Part Orientation randomly resets on setting Position

Hey!

Currently experiencing a bug where Orientation for parts is flipping back to 0, 0, 0 randomly when setting the Position of parts.
This bug occurs both in studio and in game when published, the parts are completely client sided.

local function calculateRegimentFormation()
    local mag = (initialPosition - endPosition).Magnitude
    local newColumnWidth = math.max(mag//columnSize, minColumn)

    local initialCFrame = CFrame.new(initialPosition, endPosition) * CFrame.Angles(math.rad(0), math.rad(90), math.rad(0))

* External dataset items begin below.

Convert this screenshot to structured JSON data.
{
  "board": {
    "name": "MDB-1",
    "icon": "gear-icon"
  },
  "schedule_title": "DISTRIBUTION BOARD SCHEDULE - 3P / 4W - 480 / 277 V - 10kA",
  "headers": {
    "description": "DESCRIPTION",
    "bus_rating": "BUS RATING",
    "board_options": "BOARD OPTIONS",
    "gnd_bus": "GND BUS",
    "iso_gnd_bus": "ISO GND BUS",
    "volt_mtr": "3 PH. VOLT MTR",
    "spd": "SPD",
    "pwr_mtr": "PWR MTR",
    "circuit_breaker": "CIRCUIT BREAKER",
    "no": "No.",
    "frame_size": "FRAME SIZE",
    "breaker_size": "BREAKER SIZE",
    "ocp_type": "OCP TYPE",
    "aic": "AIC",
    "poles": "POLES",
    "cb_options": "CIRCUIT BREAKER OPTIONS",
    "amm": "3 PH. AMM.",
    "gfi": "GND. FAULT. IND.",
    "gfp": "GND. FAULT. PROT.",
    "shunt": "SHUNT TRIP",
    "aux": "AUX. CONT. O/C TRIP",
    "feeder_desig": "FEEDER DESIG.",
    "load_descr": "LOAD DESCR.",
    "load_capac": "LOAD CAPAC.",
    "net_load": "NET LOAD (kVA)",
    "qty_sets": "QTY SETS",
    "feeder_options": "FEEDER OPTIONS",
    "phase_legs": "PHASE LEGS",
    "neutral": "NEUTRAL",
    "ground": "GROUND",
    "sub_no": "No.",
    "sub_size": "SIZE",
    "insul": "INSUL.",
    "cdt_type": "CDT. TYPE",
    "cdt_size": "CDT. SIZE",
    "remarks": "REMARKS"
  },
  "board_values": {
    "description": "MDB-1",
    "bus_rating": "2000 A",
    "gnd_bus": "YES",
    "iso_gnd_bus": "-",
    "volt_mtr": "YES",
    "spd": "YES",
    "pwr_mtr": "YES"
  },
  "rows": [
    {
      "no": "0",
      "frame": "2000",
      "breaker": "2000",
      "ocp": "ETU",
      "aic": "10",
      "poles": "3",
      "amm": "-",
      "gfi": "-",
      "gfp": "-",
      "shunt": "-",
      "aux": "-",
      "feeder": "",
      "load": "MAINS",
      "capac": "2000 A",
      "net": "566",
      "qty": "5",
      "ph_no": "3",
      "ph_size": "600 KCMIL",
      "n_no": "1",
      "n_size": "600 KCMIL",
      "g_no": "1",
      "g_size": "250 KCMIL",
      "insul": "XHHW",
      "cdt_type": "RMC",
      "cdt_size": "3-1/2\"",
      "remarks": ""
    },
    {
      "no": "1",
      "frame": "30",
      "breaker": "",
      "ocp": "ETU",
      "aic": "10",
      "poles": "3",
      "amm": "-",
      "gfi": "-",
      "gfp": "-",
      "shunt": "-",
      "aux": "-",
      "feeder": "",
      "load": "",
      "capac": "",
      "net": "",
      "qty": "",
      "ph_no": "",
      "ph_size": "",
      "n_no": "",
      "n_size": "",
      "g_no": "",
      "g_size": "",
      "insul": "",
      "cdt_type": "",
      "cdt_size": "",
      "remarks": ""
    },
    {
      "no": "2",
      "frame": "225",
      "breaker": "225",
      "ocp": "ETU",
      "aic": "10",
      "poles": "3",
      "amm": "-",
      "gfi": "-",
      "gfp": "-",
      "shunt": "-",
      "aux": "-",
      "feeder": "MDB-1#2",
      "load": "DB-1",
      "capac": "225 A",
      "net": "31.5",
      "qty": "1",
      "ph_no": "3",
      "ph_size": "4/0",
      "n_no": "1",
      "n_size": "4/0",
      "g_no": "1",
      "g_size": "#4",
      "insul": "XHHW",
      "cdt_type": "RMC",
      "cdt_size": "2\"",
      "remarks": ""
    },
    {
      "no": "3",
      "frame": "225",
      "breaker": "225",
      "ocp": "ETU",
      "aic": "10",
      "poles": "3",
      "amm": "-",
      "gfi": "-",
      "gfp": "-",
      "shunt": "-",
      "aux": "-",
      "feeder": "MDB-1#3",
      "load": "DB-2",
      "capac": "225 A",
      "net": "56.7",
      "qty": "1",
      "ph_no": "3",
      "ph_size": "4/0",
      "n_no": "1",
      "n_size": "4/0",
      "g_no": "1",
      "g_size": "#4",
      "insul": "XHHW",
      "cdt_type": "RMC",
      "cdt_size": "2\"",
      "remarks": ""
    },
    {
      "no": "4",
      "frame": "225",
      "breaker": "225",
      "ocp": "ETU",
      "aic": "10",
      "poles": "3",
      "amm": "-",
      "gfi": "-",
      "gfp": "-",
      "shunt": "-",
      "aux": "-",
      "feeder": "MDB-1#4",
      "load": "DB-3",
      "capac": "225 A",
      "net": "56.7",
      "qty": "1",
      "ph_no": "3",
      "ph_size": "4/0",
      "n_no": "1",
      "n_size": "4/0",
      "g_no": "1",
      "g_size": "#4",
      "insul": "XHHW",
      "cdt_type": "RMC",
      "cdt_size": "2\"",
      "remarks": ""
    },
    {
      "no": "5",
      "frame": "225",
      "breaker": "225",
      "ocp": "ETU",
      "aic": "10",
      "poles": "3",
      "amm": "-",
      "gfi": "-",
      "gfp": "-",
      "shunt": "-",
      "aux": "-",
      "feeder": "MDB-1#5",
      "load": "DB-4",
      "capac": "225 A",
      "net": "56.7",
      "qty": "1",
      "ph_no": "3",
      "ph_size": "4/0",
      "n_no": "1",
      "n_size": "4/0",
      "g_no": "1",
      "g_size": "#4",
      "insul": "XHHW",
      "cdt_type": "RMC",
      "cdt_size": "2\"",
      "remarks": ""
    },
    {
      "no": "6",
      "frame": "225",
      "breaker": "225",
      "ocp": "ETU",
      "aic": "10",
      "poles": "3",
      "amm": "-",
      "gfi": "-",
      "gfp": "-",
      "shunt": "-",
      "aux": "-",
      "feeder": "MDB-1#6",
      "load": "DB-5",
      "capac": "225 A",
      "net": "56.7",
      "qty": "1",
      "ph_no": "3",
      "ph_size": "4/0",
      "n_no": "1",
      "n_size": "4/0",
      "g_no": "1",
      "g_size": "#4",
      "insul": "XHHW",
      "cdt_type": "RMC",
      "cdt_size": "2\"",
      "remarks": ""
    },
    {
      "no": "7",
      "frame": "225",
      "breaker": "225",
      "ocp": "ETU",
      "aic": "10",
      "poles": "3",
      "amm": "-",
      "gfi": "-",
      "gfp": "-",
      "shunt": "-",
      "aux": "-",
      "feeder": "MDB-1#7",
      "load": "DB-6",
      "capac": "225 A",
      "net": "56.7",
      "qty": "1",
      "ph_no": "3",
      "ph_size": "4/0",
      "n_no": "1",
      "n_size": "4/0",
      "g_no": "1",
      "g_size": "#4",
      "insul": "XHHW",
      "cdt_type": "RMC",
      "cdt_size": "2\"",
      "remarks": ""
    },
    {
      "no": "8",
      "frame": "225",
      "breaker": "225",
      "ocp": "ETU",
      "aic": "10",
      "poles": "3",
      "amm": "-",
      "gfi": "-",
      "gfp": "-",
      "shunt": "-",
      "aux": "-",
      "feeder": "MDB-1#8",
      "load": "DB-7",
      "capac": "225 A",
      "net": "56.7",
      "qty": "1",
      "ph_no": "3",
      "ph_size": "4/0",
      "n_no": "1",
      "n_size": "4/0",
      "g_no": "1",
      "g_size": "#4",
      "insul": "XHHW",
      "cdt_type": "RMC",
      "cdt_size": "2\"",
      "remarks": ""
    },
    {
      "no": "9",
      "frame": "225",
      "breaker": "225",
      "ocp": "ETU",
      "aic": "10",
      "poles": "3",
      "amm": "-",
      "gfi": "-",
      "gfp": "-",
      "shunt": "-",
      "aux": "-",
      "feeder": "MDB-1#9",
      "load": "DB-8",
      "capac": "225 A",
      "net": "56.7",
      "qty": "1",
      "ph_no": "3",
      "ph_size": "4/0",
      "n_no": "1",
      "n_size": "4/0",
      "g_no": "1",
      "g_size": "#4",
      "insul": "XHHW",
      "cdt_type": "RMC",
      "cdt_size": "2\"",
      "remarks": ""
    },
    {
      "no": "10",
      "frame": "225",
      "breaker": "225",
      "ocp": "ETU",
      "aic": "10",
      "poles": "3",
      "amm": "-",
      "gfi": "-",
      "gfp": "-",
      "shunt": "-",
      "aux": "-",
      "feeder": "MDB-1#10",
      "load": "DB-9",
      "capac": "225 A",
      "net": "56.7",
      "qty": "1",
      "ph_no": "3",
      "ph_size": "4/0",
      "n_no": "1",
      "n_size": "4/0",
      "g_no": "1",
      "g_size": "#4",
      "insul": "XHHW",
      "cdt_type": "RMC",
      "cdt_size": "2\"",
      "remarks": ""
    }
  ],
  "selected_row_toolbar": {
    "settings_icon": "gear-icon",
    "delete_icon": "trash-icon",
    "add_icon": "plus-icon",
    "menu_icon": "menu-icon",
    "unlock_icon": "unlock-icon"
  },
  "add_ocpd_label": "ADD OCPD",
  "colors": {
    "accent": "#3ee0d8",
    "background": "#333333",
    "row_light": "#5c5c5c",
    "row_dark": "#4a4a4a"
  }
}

    for i, part in regimentParts do
        local row = (i - 1)//newColumnWidth 
        local column = ((i - 1) % newColumnWidth) + 1

        part.Position = initialCFrame:VectorToWorldSpace((Vector3.new(column * columnSize, 0, row * rowSize))) + initialPosition
    end
end

I’ve attached the code that sets the position as well a place file for reproduction.

Expected behavior

Expectation is for Orientation to not change as the code is only setting the Position.
Orientation is only set when parts initially created.

A private message is associated with this bug report

3 Likes

Neat issue, it took me a second to spot what’s wrong: The orientation is getting reset as part of NaN protection.

When you try to do something that sets a part’s position to NaN it instead gets placed at a known CFrame below the kill-plane where the kill plane will remove it rather than it potentially accumulating as a leaked invisible part. That known CFrame has a zero orientation, that’s what’s resetting the orientation.

Then your code subsequently moves it back to a normal position. But the orientation has already been reset and doesn’t recover.

The fix is that you need to check for the initial position and end position potentially being the same before doing CFrame.new(initialPosition, endPosition). Also you probably want to use CFrame.lookAt instead because it’s more readable and has slightly better numerical stability than the old .new(a, b) constructor.

2 Likes

I don’t see his cursor moving off the baseplate though.

When it flips is it possibly due to gimbal lock? The white cylinders appear to be directly in line with the baseplate X or Z axis when they flip sideways.

Cursor off baseplate is something entirely different.

Here the problem is that initial position == final position, which can happen whether you’re on the baseplate or not.